Network interfaces blur hardware and software issues badly. Network hardware is supposed to do TCP offloading and checksumming. Cheap (or rushed to market) network stuff wants the OS to do this. Usually, the hardware, or the OS doesn’t do something Internet Protocols fundamentally expect, even when that OS is Linux or BSD. Add to that multiple translations from CPU to PCIe to USB, and you have a recipe for disaster. This breaks protocols as basic as HTTP all the time.
Most users just don’t notice the occasional missed webpage reload.
Gaming/VR is realtime, which is not ‘most users’. Neither are server admins who hold onto PCI-X (yes, PCI-X) 15+ year old network cards because of this.
In this case, Pimax might be able to add a reasonable workaround for whatever is going on, or at least a warning message about USB WiFi.
When building VR workstations though, everyone needs to remember that we are building realtime systems here.
Would you feel comfortable designing a 3D printer to send STEP/DIR signals to the motors over a USB WiFi dongle with an unknown chipset, connected to a USB controller with an unknown chipset, shared with other unknown USB devices, with all of these things having unknown buffers and error rates at every layer, and protocols that just drop connections when some of these failures happen?
I don’t. But with a conservative approach and some testing, I am planning to directly control 3D printers by commodity PC hardware.
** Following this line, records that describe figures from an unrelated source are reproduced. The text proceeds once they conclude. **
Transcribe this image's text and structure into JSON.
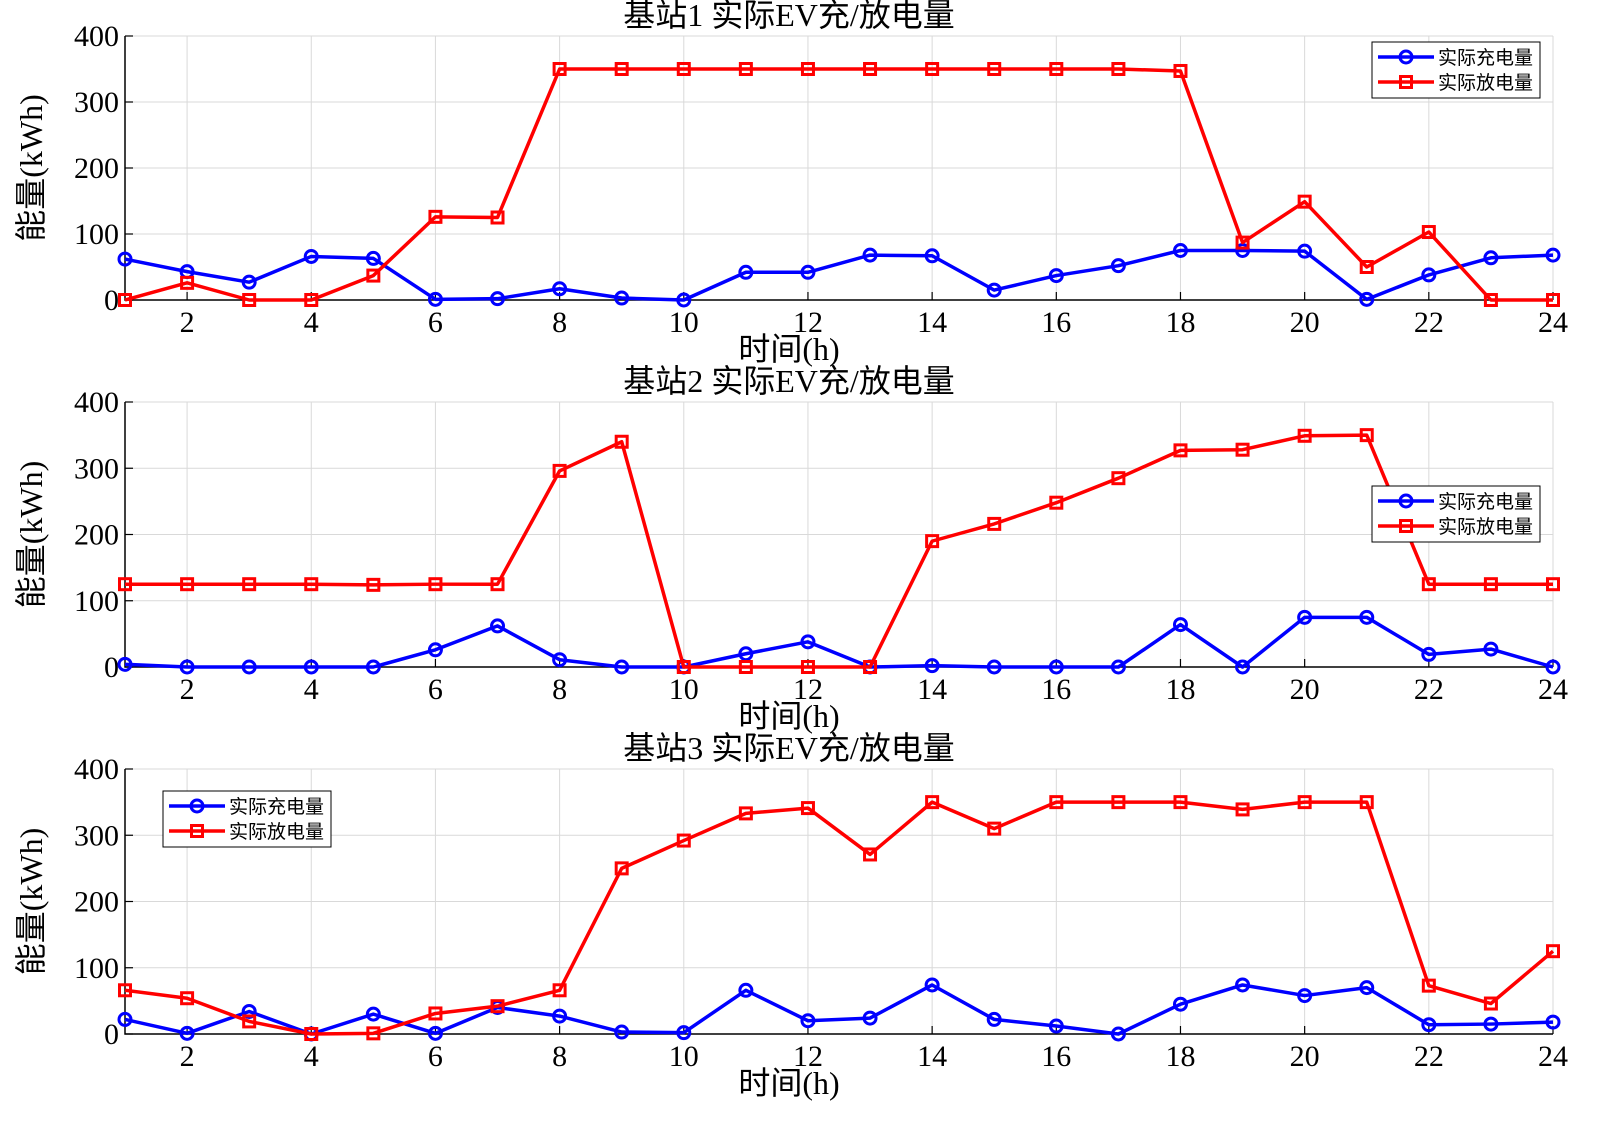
{
  "chart_data": [
    {
      "type": "line",
      "title": "基站1 实际EV充/放电量",
      "xlabel": "时间(h)",
      "ylabel": "能量(kWh)",
      "x": [
        1,
        2,
        3,
        4,
        5,
        6,
        7,
        8,
        9,
        10,
        11,
        12,
        13,
        14,
        15,
        16,
        17,
        18,
        19,
        20,
        21,
        22,
        23,
        24
      ],
      "xlim": [
        1,
        24
      ],
      "ylim": [
        0,
        400
      ],
      "xticks": [
        2,
        4,
        6,
        8,
        10,
        12,
        14,
        16,
        18,
        20,
        22,
        24
      ],
      "yticks": [
        0,
        100,
        200,
        300,
        400
      ],
      "grid": true,
      "legend_position": "top-right",
      "series": [
        {
          "name": "实际充电量",
          "color": "#0000ff",
          "marker": "circle",
          "values": [
            62,
            43,
            27,
            66,
            63,
            1,
            2,
            17,
            3,
            0,
            42,
            42,
            68,
            67,
            15,
            37,
            52,
            75,
            75,
            74,
            1,
            38,
            64,
            68
          ]
        },
        {
          "name": "实际放电量",
          "color": "#ff0000",
          "marker": "square",
          "values": [
            0,
            26,
            0,
            0,
            37,
            126,
            125,
            350,
            350,
            350,
            350,
            350,
            350,
            350,
            350,
            350,
            350,
            347,
            87,
            149,
            50,
            103,
            0,
            0
          ]
        }
      ]
    },
    {
      "type": "line",
      "title": "基站2 实际EV充/放电量",
      "xlabel": "时间(h)",
      "ylabel": "能量(kWh)",
      "x": [
        1,
        2,
        3,
        4,
        5,
        6,
        7,
        8,
        9,
        10,
        11,
        12,
        13,
        14,
        15,
        16,
        17,
        18,
        19,
        20,
        21,
        22,
        23,
        24
      ],
      "xlim": [
        1,
        24
      ],
      "ylim": [
        0,
        400
      ],
      "xticks": [
        2,
        4,
        6,
        8,
        10,
        12,
        14,
        16,
        18,
        20,
        22,
        24
      ],
      "yticks": [
        0,
        100,
        200,
        300,
        400
      ],
      "grid": true,
      "legend_position": "right",
      "series": [
        {
          "name": "实际充电量",
          "color": "#0000ff",
          "marker": "circle",
          "values": [
            4,
            0,
            0,
            0,
            0,
            26,
            62,
            11,
            0,
            0,
            20,
            38,
            0,
            2,
            0,
            0,
            0,
            64,
            0,
            75,
            75,
            19,
            27,
            0
          ]
        },
        {
          "name": "实际放电量",
          "color": "#ff0000",
          "marker": "square",
          "values": [
            125,
            125,
            125,
            125,
            124,
            125,
            125,
            296,
            340,
            0,
            0,
            0,
            0,
            190,
            216,
            248,
            285,
            327,
            328,
            349,
            350,
            125,
            125,
            125
          ]
        }
      ]
    },
    {
      "type": "line",
      "title": "基站3 实际EV充/放电量",
      "xlabel": "时间(h)",
      "ylabel": "能量(kWh)",
      "x": [
        1,
        2,
        3,
        4,
        5,
        6,
        7,
        8,
        9,
        10,
        11,
        12,
        13,
        14,
        15,
        16,
        17,
        18,
        19,
        20,
        21,
        22,
        23,
        24
      ],
      "xlim": [
        1,
        24
      ],
      "ylim": [
        0,
        400
      ],
      "xticks": [
        2,
        4,
        6,
        8,
        10,
        12,
        14,
        16,
        18,
        20,
        22,
        24
      ],
      "yticks": [
        0,
        100,
        200,
        300,
        400
      ],
      "grid": true,
      "legend_position": "top-left",
      "series": [
        {
          "name": "实际充电量",
          "color": "#0000ff",
          "marker": "circle",
          "values": [
            22,
            1,
            34,
            0,
            30,
            1,
            40,
            27,
            3,
            2,
            66,
            20,
            24,
            74,
            22,
            12,
            0,
            45,
            74,
            58,
            70,
            14,
            15,
            18
          ]
        },
        {
          "name": "实际放电量",
          "color": "#ff0000",
          "marker": "square",
          "values": [
            66,
            54,
            19,
            0,
            1,
            31,
            42,
            66,
            250,
            292,
            333,
            341,
            271,
            350,
            310,
            350,
            350,
            350,
            339,
            350,
            350,
            73,
            46,
            125
          ]
        }
      ]
    }
  ]
}
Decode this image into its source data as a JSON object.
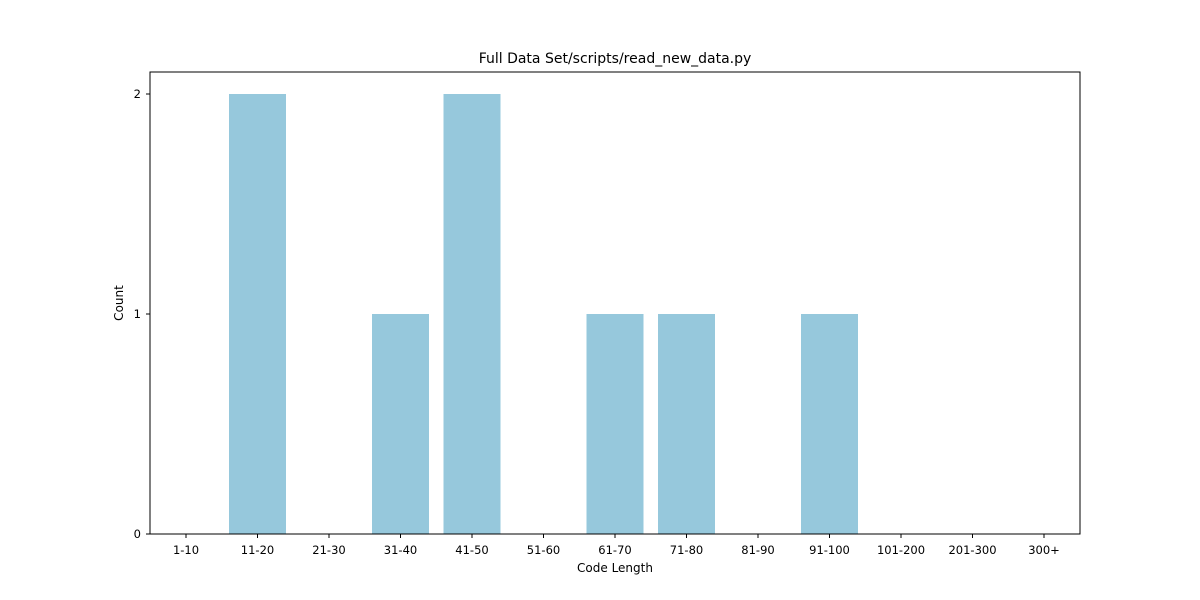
{
  "chart_data": {
    "type": "bar",
    "title": "Full Data Set/scripts/read_new_data.py",
    "xlabel": "Code Length",
    "ylabel": "Count",
    "categories": [
      "1-10",
      "11-20",
      "21-30",
      "31-40",
      "41-50",
      "51-60",
      "61-70",
      "71-80",
      "81-90",
      "91-100",
      "101-200",
      "201-300",
      "300+"
    ],
    "values": [
      0,
      2,
      0,
      1,
      2,
      0,
      1,
      1,
      0,
      1,
      0,
      0,
      0
    ],
    "yticks": [
      "0",
      "1",
      "2"
    ],
    "ylim": [
      0,
      2.1
    ],
    "grid": false,
    "bar_color": "#96c8dc"
  }
}
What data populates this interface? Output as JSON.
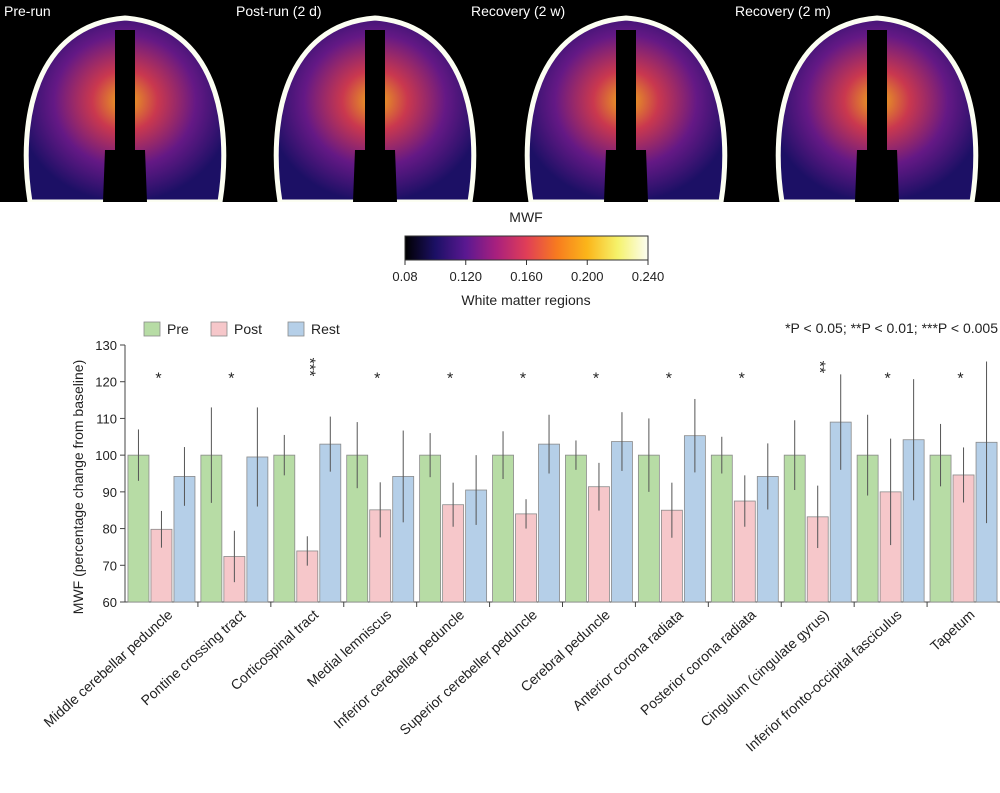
{
  "panels": [
    {
      "label": "Pre-run"
    },
    {
      "label": "Post-run (2 d)"
    },
    {
      "label": "Recovery (2 w)"
    },
    {
      "label": "Recovery (2 m)"
    }
  ],
  "colorbar": {
    "title": "MWF",
    "subtitle": "White matter regions",
    "ticks": [
      "0.08",
      "0.120",
      "0.160",
      "0.200",
      "0.240"
    ],
    "colors": [
      "#000000",
      "#1c1065",
      "#5a1891",
      "#a8207e",
      "#e03e57",
      "#f77b1f",
      "#fbb61a",
      "#f5f26b",
      "#fcfef2"
    ]
  },
  "significance_note": "*P < 0.05; **P < 0.01; ***P < 0.005",
  "chart_data": {
    "type": "bar",
    "title": "",
    "xlabel": "",
    "ylabel": "MWF (percentage change from baseline)",
    "ylim": [
      60,
      130
    ],
    "yticks": [
      "60",
      "70",
      "80",
      "90",
      "100",
      "110",
      "120",
      "130"
    ],
    "categories": [
      "Middle cerebellar peduncle",
      "Pontine crossing tract",
      "Corticospinal tract",
      "Medial lemniscus",
      "Inferior cerebellar peduncle",
      "Superior cerebeller peduncle",
      "Cerebral peduncle",
      "Anterior corona radiata",
      "Posterior corona radiata",
      "Cingulum (cingulate gyrus)",
      "Inferior fronto-occipital fasciculus",
      "Tapetum"
    ],
    "series": [
      {
        "name": "Pre",
        "color": "#b7dca5",
        "values": [
          100,
          100,
          100,
          100,
          100,
          100,
          100,
          100,
          100,
          100,
          100,
          100
        ],
        "errors": [
          7,
          13,
          5.5,
          9,
          6,
          6.5,
          4,
          10,
          5,
          9.5,
          11,
          8.5
        ]
      },
      {
        "name": "Post",
        "color": "#f6c7ca",
        "values": [
          79.8,
          72.4,
          73.9,
          85.1,
          86.5,
          84,
          91.4,
          85,
          87.5,
          83.2,
          90,
          94.6
        ],
        "errors": [
          5,
          7,
          4,
          7.5,
          6,
          4,
          6.5,
          7.5,
          7,
          8.5,
          14.5,
          7.5
        ]
      },
      {
        "name": "Rest",
        "color": "#b5cfe8",
        "values": [
          94.2,
          99.5,
          103,
          94.2,
          90.5,
          103,
          103.7,
          105.3,
          94.2,
          109,
          104.2,
          103.5
        ],
        "errors": [
          8,
          13.5,
          7.5,
          12.5,
          9.5,
          8,
          8,
          10,
          9,
          13,
          16.5,
          22
        ]
      }
    ],
    "significance": [
      "*",
      "*",
      "***",
      "*",
      "*",
      "*",
      "*",
      "*",
      "*",
      "**",
      "*",
      "*"
    ]
  }
}
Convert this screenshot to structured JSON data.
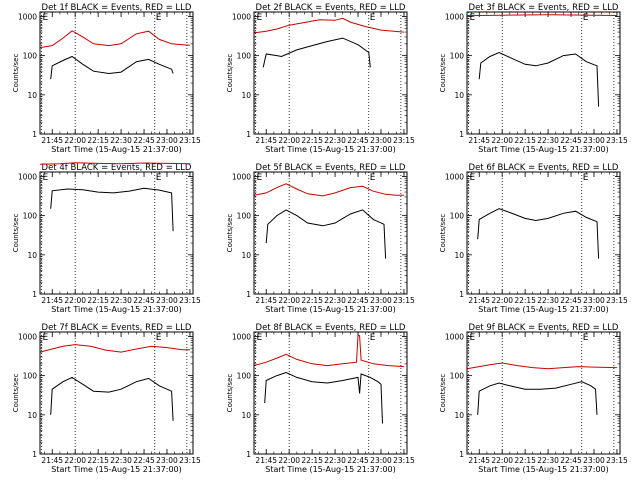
{
  "figure": {
    "background": "#ffffff",
    "events_color": "#000000",
    "lld_color": "#cc0000",
    "ylabel": "Counts/sec",
    "xlabel": "Start Time (15-Aug-15 21:37:00)",
    "x_tick_labels": [
      "21:45",
      "22:00",
      "22:15",
      "22:30",
      "22:45",
      "23:00",
      "23:15"
    ],
    "y_tick_labels": [
      "1",
      "10",
      "100",
      "1000"
    ]
  },
  "chart_data": [
    {
      "type": "line",
      "title": "Det 1f BLACK = Events, RED = LLD",
      "yscale": "log",
      "ylim": [
        1,
        1300
      ],
      "flags": [
        "E",
        "E"
      ],
      "series": [
        {
          "name": "Events",
          "x": [
            "21:44",
            "21:45",
            "21:52",
            "21:58",
            "22:05",
            "22:12",
            "22:22",
            "22:30",
            "22:40",
            "22:48",
            "22:55",
            "23:03",
            "23:04"
          ],
          "values": [
            25,
            55,
            75,
            95,
            60,
            40,
            35,
            38,
            70,
            80,
            60,
            45,
            35
          ]
        },
        {
          "name": "LLD",
          "x": [
            "21:37",
            "21:45",
            "21:52",
            "21:58",
            "22:05",
            "22:12",
            "22:22",
            "22:30",
            "22:40",
            "22:48",
            "22:55",
            "23:03",
            "23:10",
            "23:15"
          ],
          "values": [
            160,
            180,
            280,
            430,
            300,
            200,
            180,
            200,
            360,
            420,
            260,
            200,
            190,
            185
          ]
        }
      ]
    },
    {
      "type": "line",
      "title": "Det 2f BLACK = Events, RED = LLD",
      "yscale": "log",
      "ylim": [
        1,
        1300
      ],
      "flags": [
        "E",
        "E"
      ],
      "series": [
        {
          "name": "Events",
          "x": [
            "21:43",
            "21:45",
            "21:52",
            "21:55",
            "22:05",
            "22:15",
            "22:25",
            "22:35",
            "22:45",
            "22:52",
            "22:53"
          ],
          "values": [
            50,
            110,
            100,
            95,
            140,
            180,
            230,
            280,
            190,
            120,
            50
          ]
        },
        {
          "name": "LLD",
          "x": [
            "21:37",
            "21:45",
            "21:52",
            "22:00",
            "22:10",
            "22:20",
            "22:30",
            "22:35",
            "22:40",
            "22:50",
            "23:00",
            "23:15"
          ],
          "values": [
            380,
            420,
            480,
            600,
            700,
            820,
            800,
            900,
            720,
            550,
            450,
            400
          ]
        }
      ]
    },
    {
      "type": "line",
      "title": "Det 3f BLACK = Events, RED = LLD",
      "yscale": "log",
      "ylim": [
        1,
        1300
      ],
      "flags": [
        "E",
        "E"
      ],
      "series": [
        {
          "name": "Events",
          "x": [
            "21:45",
            "21:46",
            "21:52",
            "21:58",
            "22:05",
            "22:15",
            "22:22",
            "22:30",
            "22:40",
            "22:48",
            "22:55",
            "23:02",
            "23:03"
          ],
          "values": [
            25,
            65,
            95,
            120,
            90,
            60,
            55,
            65,
            100,
            110,
            70,
            55,
            5
          ]
        },
        {
          "name": "LLD",
          "x": [
            "21:37",
            "22:00",
            "22:30",
            "23:00",
            "23:15"
          ],
          "values": [
            1050,
            1080,
            1100,
            1080,
            1060
          ]
        }
      ]
    },
    {
      "type": "line",
      "title": "Det 4f BLACK = Events, RED = LLD",
      "yscale": "log",
      "ylim": [
        1,
        1300
      ],
      "flags": [
        "E",
        "E"
      ],
      "series": [
        {
          "name": "Events",
          "x": [
            "21:44",
            "21:45",
            "21:55",
            "22:05",
            "22:15",
            "22:25",
            "22:35",
            "22:45",
            "22:55",
            "23:03",
            "23:04"
          ],
          "values": [
            150,
            430,
            480,
            460,
            400,
            380,
            420,
            500,
            450,
            380,
            40
          ]
        },
        {
          "name": "LLD",
          "x": [
            "21:37",
            "21:50",
            "22:00",
            "22:15",
            "22:30",
            "22:45",
            "23:00",
            "23:15"
          ],
          "values": [
            2050,
            2100,
            2250,
            2150,
            2100,
            2200,
            2150,
            2100
          ]
        }
      ]
    },
    {
      "type": "line",
      "title": "Det 5f BLACK = Events, RED = LLD",
      "yscale": "log",
      "ylim": [
        1,
        1300
      ],
      "flags": [
        "E",
        "E"
      ],
      "series": [
        {
          "name": "Events",
          "x": [
            "21:45",
            "21:46",
            "21:52",
            "21:58",
            "22:05",
            "22:12",
            "22:22",
            "22:30",
            "22:40",
            "22:48",
            "22:55",
            "23:02",
            "23:03"
          ],
          "values": [
            20,
            60,
            100,
            140,
            100,
            65,
            55,
            65,
            110,
            140,
            80,
            60,
            8
          ]
        },
        {
          "name": "LLD",
          "x": [
            "21:37",
            "21:45",
            "21:52",
            "21:58",
            "22:05",
            "22:12",
            "22:22",
            "22:30",
            "22:40",
            "22:48",
            "22:55",
            "23:03",
            "23:10",
            "23:15"
          ],
          "values": [
            330,
            380,
            520,
            650,
            480,
            360,
            320,
            380,
            520,
            560,
            420,
            350,
            330,
            330
          ]
        }
      ]
    },
    {
      "type": "line",
      "title": "Det 6f BLACK = Events, RED = LLD",
      "yscale": "log",
      "ylim": [
        1,
        1300
      ],
      "flags": [
        "E",
        "E"
      ],
      "series": [
        {
          "name": "Events",
          "x": [
            "21:44",
            "21:45",
            "21:52",
            "21:58",
            "22:05",
            "22:15",
            "22:22",
            "22:30",
            "22:40",
            "22:48",
            "22:55",
            "23:02",
            "23:03"
          ],
          "values": [
            25,
            80,
            115,
            150,
            120,
            85,
            75,
            85,
            115,
            130,
            90,
            70,
            8
          ]
        }
      ]
    },
    {
      "type": "line",
      "title": "Det 7f BLACK = Events, RED = LLD",
      "yscale": "log",
      "ylim": [
        1,
        1300
      ],
      "flags": [
        "E",
        "E"
      ],
      "series": [
        {
          "name": "Events",
          "x": [
            "21:44",
            "21:45",
            "21:52",
            "21:58",
            "22:05",
            "22:12",
            "22:22",
            "22:30",
            "22:40",
            "22:48",
            "22:55",
            "23:03",
            "23:04"
          ],
          "values": [
            10,
            45,
            70,
            90,
            60,
            40,
            38,
            45,
            70,
            85,
            55,
            40,
            7
          ]
        },
        {
          "name": "LLD",
          "x": [
            "21:37",
            "21:45",
            "21:52",
            "22:00",
            "22:10",
            "22:20",
            "22:30",
            "22:40",
            "22:50",
            "23:00",
            "23:10",
            "23:15"
          ],
          "values": [
            400,
            480,
            560,
            620,
            560,
            450,
            400,
            480,
            560,
            520,
            460,
            460
          ]
        }
      ]
    },
    {
      "type": "line",
      "title": "Det 8f BLACK = Events, RED = LLD",
      "yscale": "log",
      "ylim": [
        1,
        1300
      ],
      "flags": [
        "E",
        "E"
      ],
      "series": [
        {
          "name": "Events",
          "x": [
            "21:44",
            "21:45",
            "21:52",
            "21:58",
            "22:05",
            "22:15",
            "22:25",
            "22:35",
            "22:45",
            "22:46",
            "22:47",
            "22:53",
            "22:58",
            "23:00",
            "23:01"
          ],
          "values": [
            20,
            75,
            100,
            120,
            90,
            70,
            65,
            75,
            90,
            35,
            110,
            90,
            70,
            60,
            6
          ]
        },
        {
          "name": "LLD",
          "x": [
            "21:37",
            "21:45",
            "21:52",
            "21:58",
            "22:05",
            "22:15",
            "22:25",
            "22:35",
            "22:44",
            "22:45",
            "22:46",
            "22:47",
            "22:55",
            "23:05",
            "23:15"
          ],
          "values": [
            180,
            220,
            280,
            350,
            260,
            200,
            180,
            200,
            220,
            1050,
            1050,
            250,
            200,
            180,
            170
          ]
        }
      ]
    },
    {
      "type": "line",
      "title": "Det 9f BLACK = Events, RED = LLD",
      "yscale": "log",
      "ylim": [
        1,
        1300
      ],
      "flags": [
        "E",
        "E"
      ],
      "series": [
        {
          "name": "Events",
          "x": [
            "21:44",
            "21:45",
            "21:52",
            "21:58",
            "22:05",
            "22:15",
            "22:25",
            "22:35",
            "22:45",
            "22:52",
            "22:58",
            "23:01",
            "23:02"
          ],
          "values": [
            10,
            40,
            55,
            65,
            55,
            45,
            45,
            48,
            60,
            70,
            55,
            45,
            10
          ]
        },
        {
          "name": "LLD",
          "x": [
            "21:37",
            "21:45",
            "21:52",
            "22:00",
            "22:10",
            "22:20",
            "22:30",
            "22:40",
            "22:50",
            "23:00",
            "23:15"
          ],
          "values": [
            150,
            170,
            190,
            210,
            180,
            160,
            150,
            160,
            170,
            165,
            160
          ]
        }
      ]
    }
  ]
}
When we build VR workstations, we must do the same.
The OP’s issue report should be a sobering reminder to us of the reality that we are putting humans in flight simulators connected to motion control hardware, all driven by many layers of fundamentally not-realtime systems.
So, please, buy decent hardware.
EDIT: Offtopic, I am seriously considering selling ready-to-go VR PCs with some very innovative features.